|Updated: 10/04/2011 11:23 pm
||Published: 10/04/2011 11:16 pm
The faces of the Midway, even the carnival workers at the Tulsa State Fair all have a story.
They share their lives with more than five dozen Tulsa State Fair Chaplains who work from sunrise until the fair shuts down.
However, there is one particular story Chaplain Walker Moore says is special to him.
Fairgoers pay a dollar to see the World’s Smallest Women.
"A lot of people don't understand they think it's exploitation but they don't know the real lady,” says the woman’s cousin Arius Olbrice.
The woman may only be 29 inches tall but 34-year-old Lina has a strong heart.
Behind the wall you learn she and her cousin are from Haiti.
They work year-around to pay for her orphanage to care for the 300 children in her native country.
"She is the only breadwinner for this family and she is the only working for the family,” says Olbrice.
Lina speaks little English so her cousin translates for fairgoers.
"He's my friend, he's my brother.

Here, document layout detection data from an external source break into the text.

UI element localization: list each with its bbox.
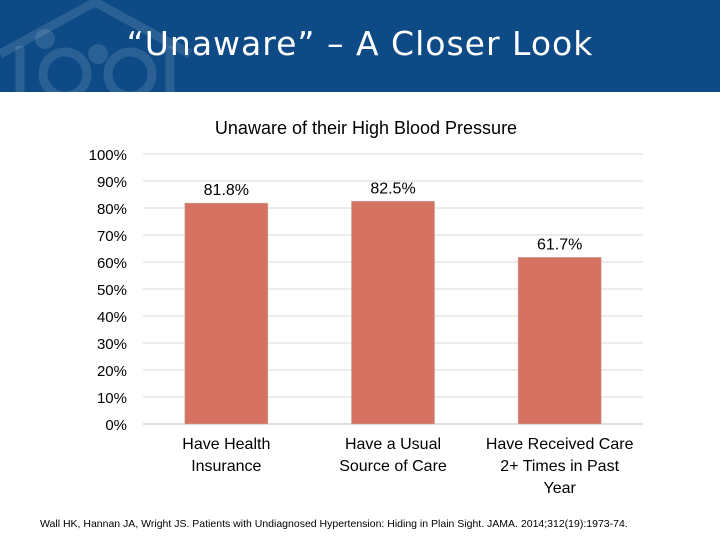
y-tick-label: 0% xyxy=(105,417,127,434)
category-label-line: Year xyxy=(544,480,577,497)
slide-header: “Unaware” – A Closer Look xyxy=(0,0,720,92)
y-axis-tick-labels: 0% 10% 20% 30% 40% 50% 60% 70% 80% 90% 100% xyxy=(89,147,127,434)
y-tick-label: 100% xyxy=(89,147,127,164)
y-tick-label: 90% xyxy=(97,174,127,191)
data-labels: 81.8% 82.5% 61.7% xyxy=(204,180,583,253)
y-tick-label: 30% xyxy=(97,336,127,353)
y-tick-label: 50% xyxy=(97,282,127,299)
house-logo-icon xyxy=(0,0,193,92)
category-label-line: Have Health xyxy=(182,436,270,453)
y-tick-label: 10% xyxy=(97,390,127,407)
category-label-line: Have a Usual xyxy=(345,436,441,453)
data-label: 82.5% xyxy=(370,180,415,197)
y-tick-label: 40% xyxy=(97,309,127,326)
category-label-line: Insurance xyxy=(191,458,261,475)
category-label: Have Received Care 2+ Times in Past Year xyxy=(486,436,634,497)
category-label: Have Health Insurance xyxy=(182,436,270,475)
bar-chart: Unaware of their High Blood Pressure 0% 1… xyxy=(89,118,643,497)
y-tick-label: 80% xyxy=(97,201,127,218)
data-label: 81.8% xyxy=(204,182,249,199)
x-axis-category-labels: Have Health Insurance Have a Usual Source o… xyxy=(182,436,633,497)
category-label-line: 2+ Times in Past xyxy=(500,458,619,475)
bars xyxy=(184,200,602,425)
bar xyxy=(517,257,602,425)
category-label-line: Source of Care xyxy=(339,458,447,475)
data-label: 61.7% xyxy=(537,236,582,253)
slide-title: “Unaware” – A Closer Look xyxy=(126,24,594,63)
y-tick-label: 60% xyxy=(97,255,127,272)
citation: Wall HK, Hannan JA, Wright JS. Patients … xyxy=(40,518,628,530)
y-tick-label: 20% xyxy=(97,363,127,380)
y-tick-label: 70% xyxy=(97,228,127,245)
category-label: Have a Usual Source of Care xyxy=(339,436,447,475)
bar xyxy=(351,200,435,425)
category-label-line: Have Received Care xyxy=(486,436,634,453)
bar xyxy=(184,202,269,425)
chart-title: Unaware of their High Blood Pressure xyxy=(215,118,517,138)
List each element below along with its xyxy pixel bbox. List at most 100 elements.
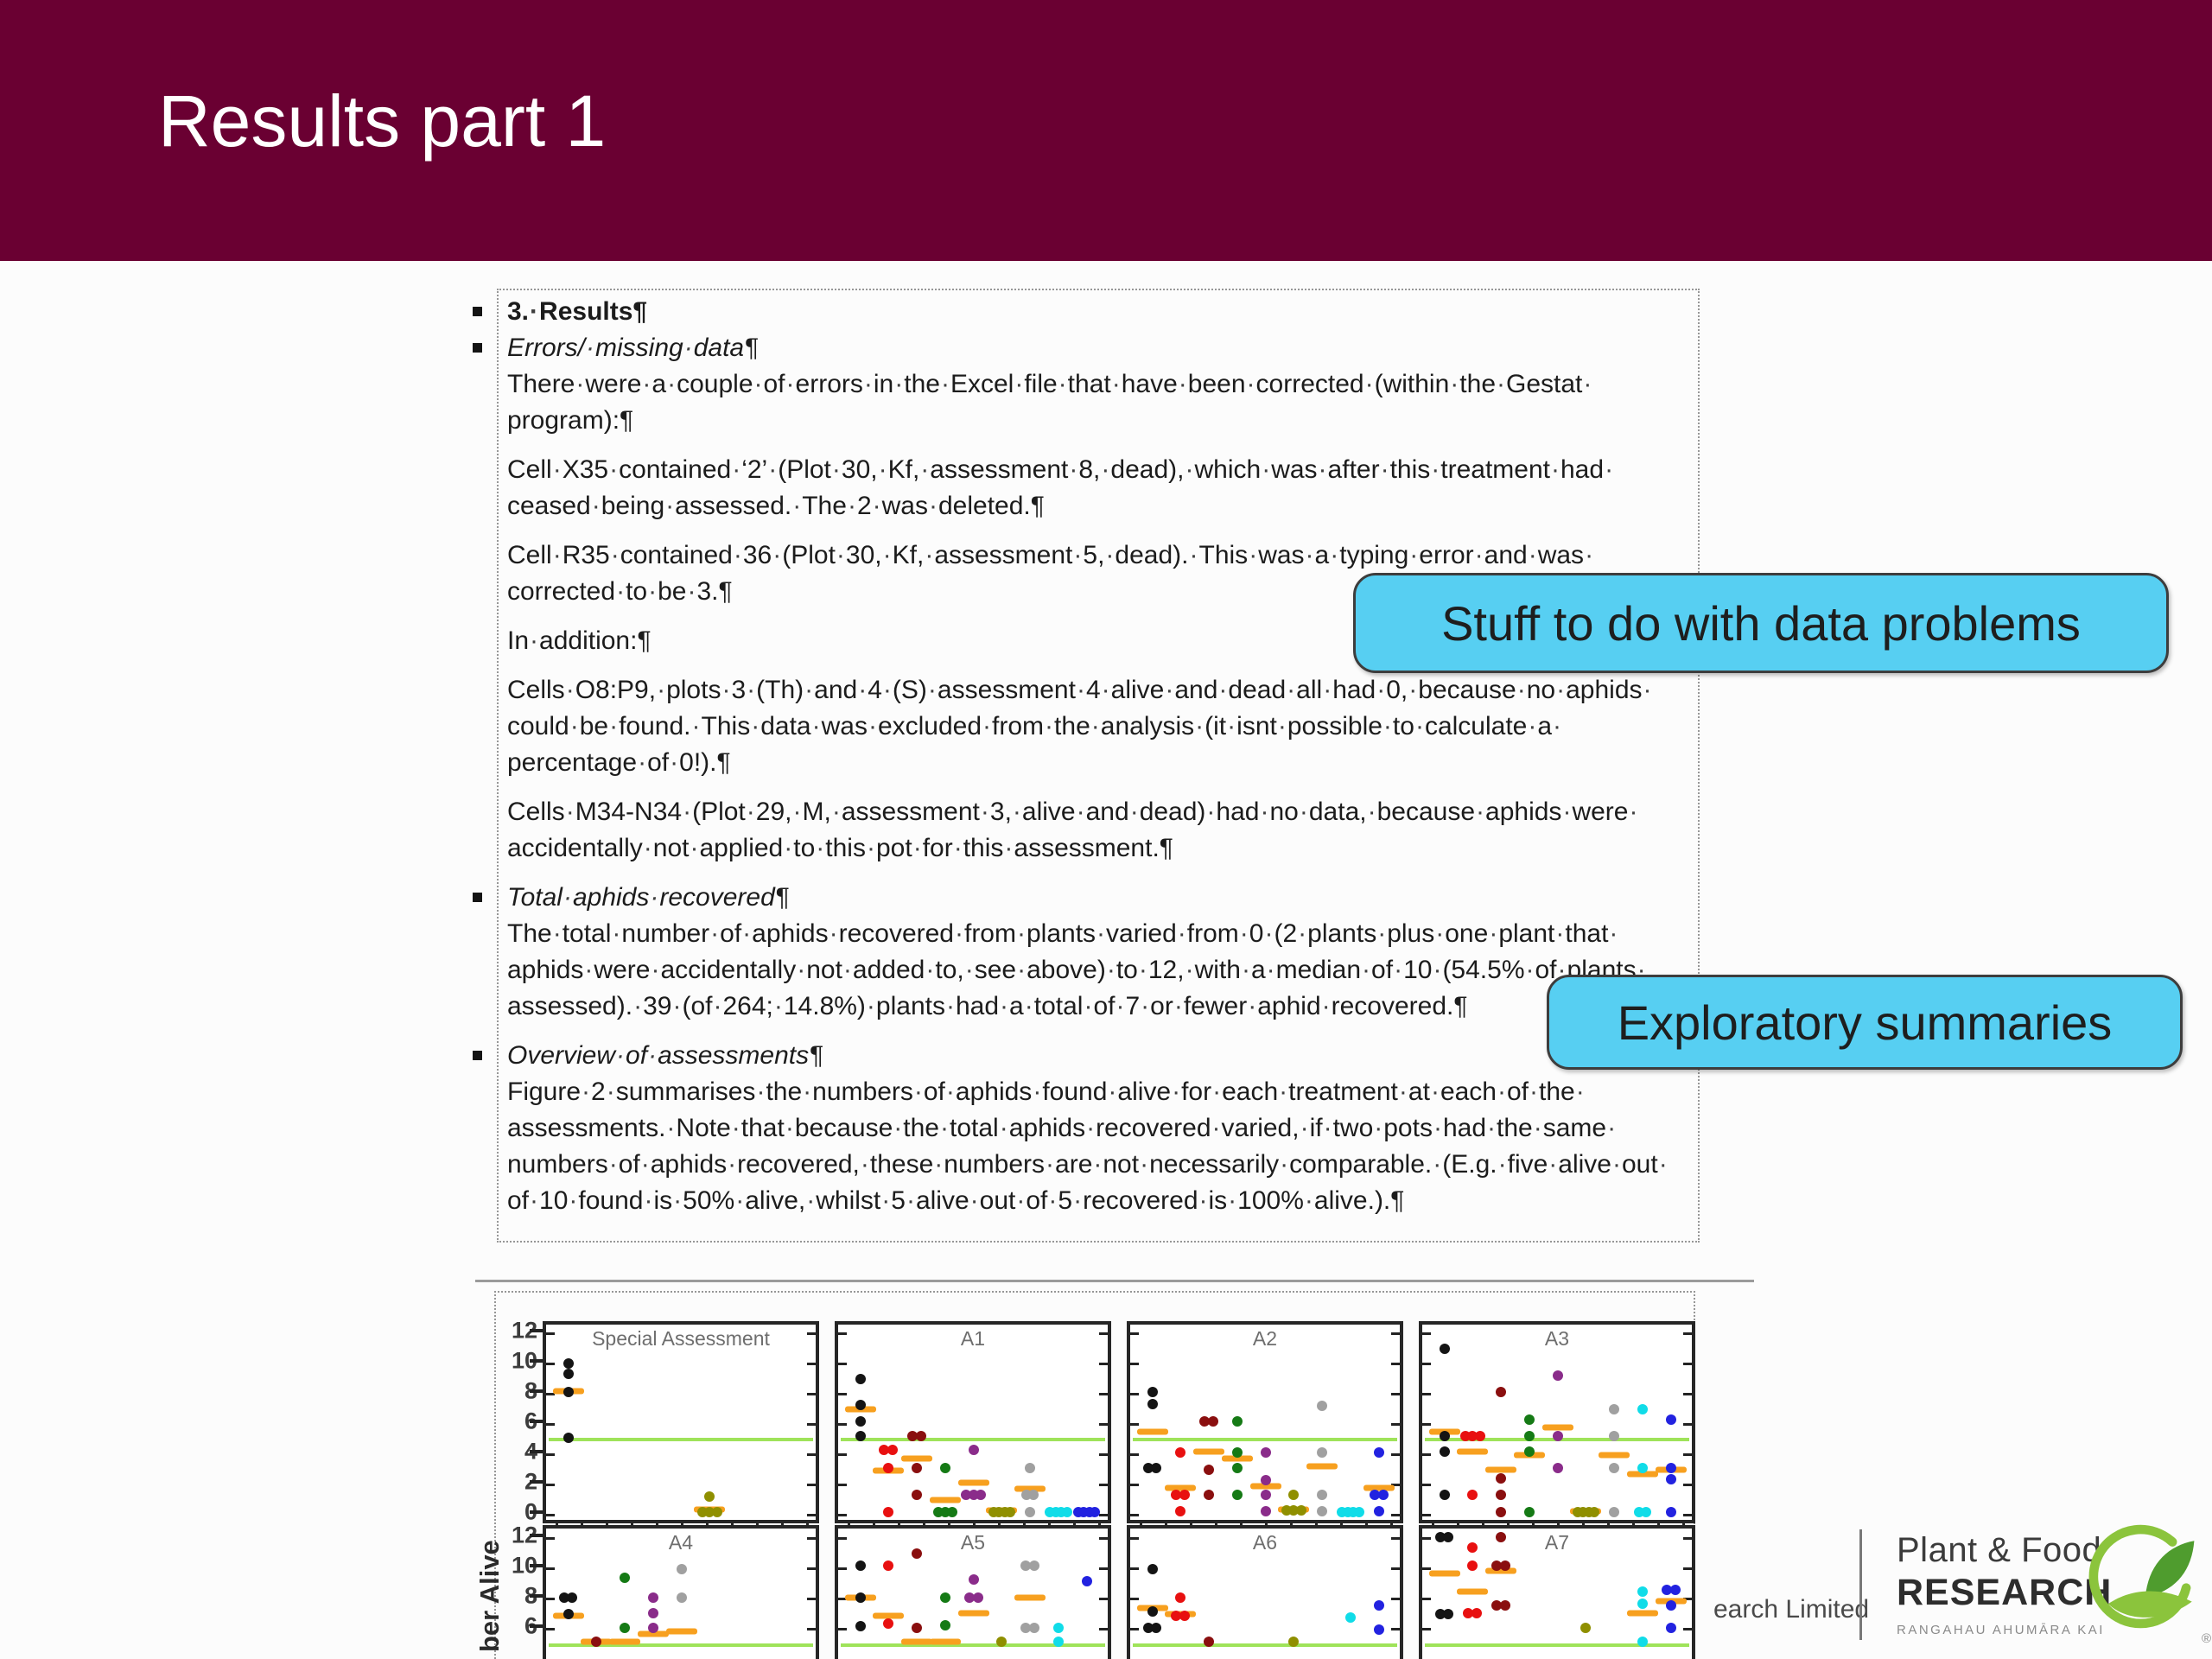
space-mark: · (866, 834, 875, 862)
space-mark: · (1266, 956, 1275, 984)
logo-maori-line: RANGAHAU AHUMĀRA KAI (1897, 1623, 2105, 1637)
space-mark: · (1014, 370, 1024, 398)
space-mark: · (1430, 1077, 1440, 1106)
space-mark: · (582, 1077, 591, 1106)
space-mark: · (1497, 370, 1506, 398)
space-mark: · (785, 370, 795, 398)
space-mark: · (1173, 992, 1183, 1020)
space-mark: · (831, 798, 841, 826)
doc-paragraph: There·were·a·couple·of·errors·in·the·Exc… (507, 370, 1592, 435)
footer-divider-line (1859, 1529, 1862, 1640)
space-mark: · (1058, 370, 1067, 398)
space-mark: · (690, 834, 699, 862)
space-mark: · (616, 1041, 626, 1070)
space-mark: · (1239, 919, 1249, 948)
doc-paragraph: The·total·number·of·aphids·recovered·fro… (507, 919, 1646, 1020)
space-mark: · (650, 883, 659, 912)
space-mark: · (847, 492, 856, 520)
space-mark: · (982, 712, 992, 741)
space-mark: · (1096, 919, 1106, 948)
space-mark: · (1298, 919, 1307, 948)
space-mark: · (565, 798, 575, 826)
space-mark: · (1557, 956, 1567, 984)
space-mark: · (1106, 956, 1116, 984)
space-mark: · (584, 956, 594, 984)
doc-paragraph: Cells·M34-N34·(Plot·29,·M,·assessment·3,… (507, 798, 1638, 862)
space-mark: · (806, 1186, 816, 1215)
space-mark: · (552, 919, 562, 948)
space-mark: · (1548, 1150, 1558, 1179)
space-mark: · (751, 712, 760, 741)
logo-research-line: RESEARCH (1897, 1572, 2113, 1613)
space-mark: · (733, 541, 742, 569)
space-mark: · (1374, 1114, 1383, 1142)
space-mark: · (1108, 1077, 1117, 1106)
space-mark: · (906, 1186, 915, 1215)
space-mark: · (925, 956, 935, 984)
space-mark: · (1195, 712, 1205, 741)
space-mark: · (616, 577, 626, 606)
space-mark: · (651, 956, 660, 984)
space-mark: · (1476, 798, 1485, 826)
space-mark: · (1643, 676, 1652, 704)
plant-food-research-logo: Plant & Food RESEARCH RANGAHAU AHUMĀRA K… (1897, 1531, 2208, 1652)
space-mark: · (1583, 370, 1592, 398)
callout-data-problems: Stuff to do with data problems (1353, 573, 2169, 673)
space-mark: · (912, 834, 922, 862)
space-mark: · (1076, 676, 1085, 704)
space-mark: · (667, 370, 677, 398)
space-mark: · (735, 1186, 745, 1215)
space-mark: · (606, 1077, 615, 1106)
space-mark: · (954, 919, 963, 948)
space-mark: · (1431, 455, 1440, 484)
space-mark: · (1556, 676, 1566, 704)
space-mark: · (608, 1150, 618, 1179)
space-mark: · (1280, 1150, 1289, 1179)
space-mark: · (1090, 712, 1100, 741)
space-mark: · (1000, 992, 1009, 1020)
leaf-logo-icon (2081, 1517, 2207, 1647)
space-mark: · (1185, 455, 1194, 484)
space-mark: · (945, 992, 955, 1020)
space-mark: · (756, 1077, 766, 1106)
doc-paragraph: In·addition:¶ (507, 626, 652, 655)
space-mark: · (1435, 919, 1445, 948)
space-mark: · (644, 1186, 653, 1215)
space-mark: · (1300, 1114, 1309, 1142)
space-mark: · (691, 712, 701, 741)
page-title: Results part 1 (158, 80, 607, 162)
space-mark: · (939, 1114, 949, 1142)
space-mark: · (1377, 919, 1387, 948)
space-mark: · (792, 492, 802, 520)
space-mark: · (953, 834, 963, 862)
space-mark: · (1093, 1150, 1103, 1179)
space-mark: · (1605, 455, 1614, 484)
space-mark: · (1212, 1077, 1222, 1106)
doc-paragraph: Total·aphids·recovered¶ (473, 880, 1689, 916)
space-mark: · (721, 676, 731, 704)
space-mark: · (1637, 956, 1646, 984)
space-mark: · (768, 455, 778, 484)
space-mark: · (1206, 798, 1216, 826)
footer-cutoff-text: earch Limited (1713, 1595, 1870, 1624)
space-mark: · (1045, 712, 1054, 741)
space-mark: · (1367, 798, 1376, 826)
space-mark: · (1177, 919, 1186, 948)
space-mark: · (913, 1077, 923, 1106)
space-mark: · (673, 1186, 683, 1215)
space-mark: · (670, 748, 679, 777)
space-mark: · (1165, 676, 1174, 704)
space-mark: · (1398, 1077, 1408, 1106)
space-mark: · (672, 992, 682, 1020)
space-mark: · (1140, 1150, 1149, 1179)
space-mark: · (1069, 455, 1078, 484)
space-mark: · (785, 1114, 794, 1142)
space-mark: · (811, 712, 821, 741)
y-axis-label: ber Alive (474, 1540, 505, 1652)
space-mark: · (610, 541, 620, 569)
space-mark: · (1497, 1077, 1506, 1106)
space-mark: · (1433, 1114, 1442, 1142)
figure-dotted-frame (494, 1291, 1695, 1659)
space-mark: · (1260, 798, 1269, 826)
space-mark: · (1172, 1077, 1181, 1106)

He helps so many, I try to help him,” says Chaplain Moore.
The Chaplain has been praying and offering encouragement on the Midway for 23 years.
"We want a lot more people to come to help a lot more children,” says Chaplain Moore.
Lina’s cousin says they are working through winter and won’t get home to Haiti until April.
"Hopefully we get more money and help more people,” says Olbrice.
This will be the first year for a church service at the Tulsa State Fair.
Service for all the workers will be held after the fair closes on Thursday.